Por lo demás, prever las eventuales consecuencias de ciertas figuras que no se entienden no siempre es fácil, situación que se hace peor cuando los tratados quedan blindados en su constitucionalidad por una sentencia previa impidiendo apelar al menos a la excepción de inconstitucionalidad. Un ejemplo de todo lo anterior ha sido la admisión en el derecho interno colombiano de la figura de la expropiación indirecta, argumento bajo el cual se han valido las empresas antes mencionadas para avalar sus reclamaciones y que, de haberse entendido adecuadamente en su alcance, no hubiera pasado un examen de constitucionalidad verdaderamente serio. Lo que nos muestra la coyuntura es que parece más que conveniente pensar en otras formas de evaluación de la constitucionalidad de este tipo de normas que, a la vez, brinden seguridad jurídica, protejan los derechos de los nacionales y no afecten la posibilidad de decisiones en el marco de la soberanía.

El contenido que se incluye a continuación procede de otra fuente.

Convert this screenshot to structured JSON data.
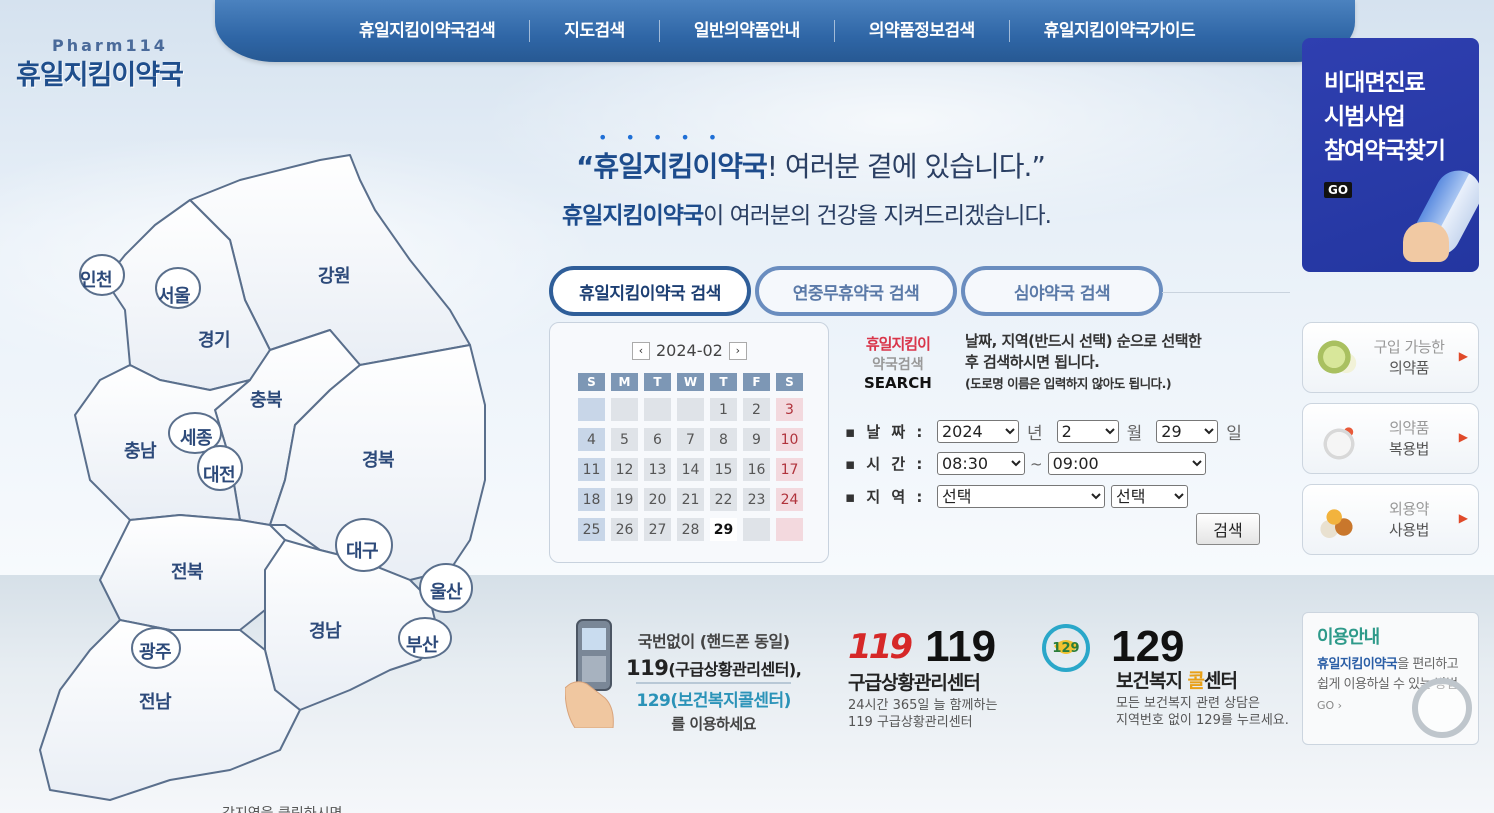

Una segunda respuesta tiene que ver con el virtual nivel constitucional que adquieren tratados de carácter económico que si bien son ley ordinaria, en la práctica solo pueden cambiarse y ajustarse por medio de su debida renegociación. Dicho de otra forma, si bien los acuerdos en mención son ley y, por tanto, deben estar sujetos a la Constitución mediante el control antes planteado, las limitaciones del mismo facilitan que haya leyes que permitan desafiar decisiones constitucionales, por ejemplo, en el Ciadi. Esto no solo termina dándose en razón del inadecuado control realizado, sino que estas normas, siendo de nivel legal, están blindadas frente a cualquier cambio unilateral y, por tanto, terminan teniendo una estabilidad en el tiempo casi mayor que la misma Constitución. De hecho, cambiar un tratado bilateral o multilateral, que es ley ordinaria en Colombia, es más difícil de hacer, dada la necesidad de renegociarlo, que cambiar la mismísima Constitución Política.
La última línea de respuesta es la tendencia creciente a lo que algunos como Yayasuriya han denominado Constitucionalismo Global. Este hace referencia al aumento exponencial de límites formales y/o blandos de carácter jurídico que se han “autoimpuesto” los Estados en materias económicas y de derechos humanos. Para decirlo de otra manera, ante los límites que conlleva una legislación interna sujeta finalmente a las dinámicas interpretativas de actores nacionales y a cambios súbitos propios de las luchas de poder, la globalización económica y, en menor medida, de los derechos humanos, ha impuesto la necesidad de una seguridad jurídica, enmarcada en tratados, códigos de conducta, costumbres obtenidas de fallos arbitrales, etc. Ellas coinciden en dificultar al máximo decisiones que los Estados antes tomaban de manera más o menos soberana. Hoy, cambiar regulaciones, ajustar impuestos, transformar el régimen tarifario, etc. son cosas que los Estados tienen parcialmente enmarcadas en múltiples tratados que en algunos casos no son coherentes entre sí. Todo esto es a lo que Teubner ha llamado, con razón, el pluralismo jurídico de la globalización. Bienvenido una vez más el constitucionalismo global en Colombia, sin haber previsto sus consecuencias.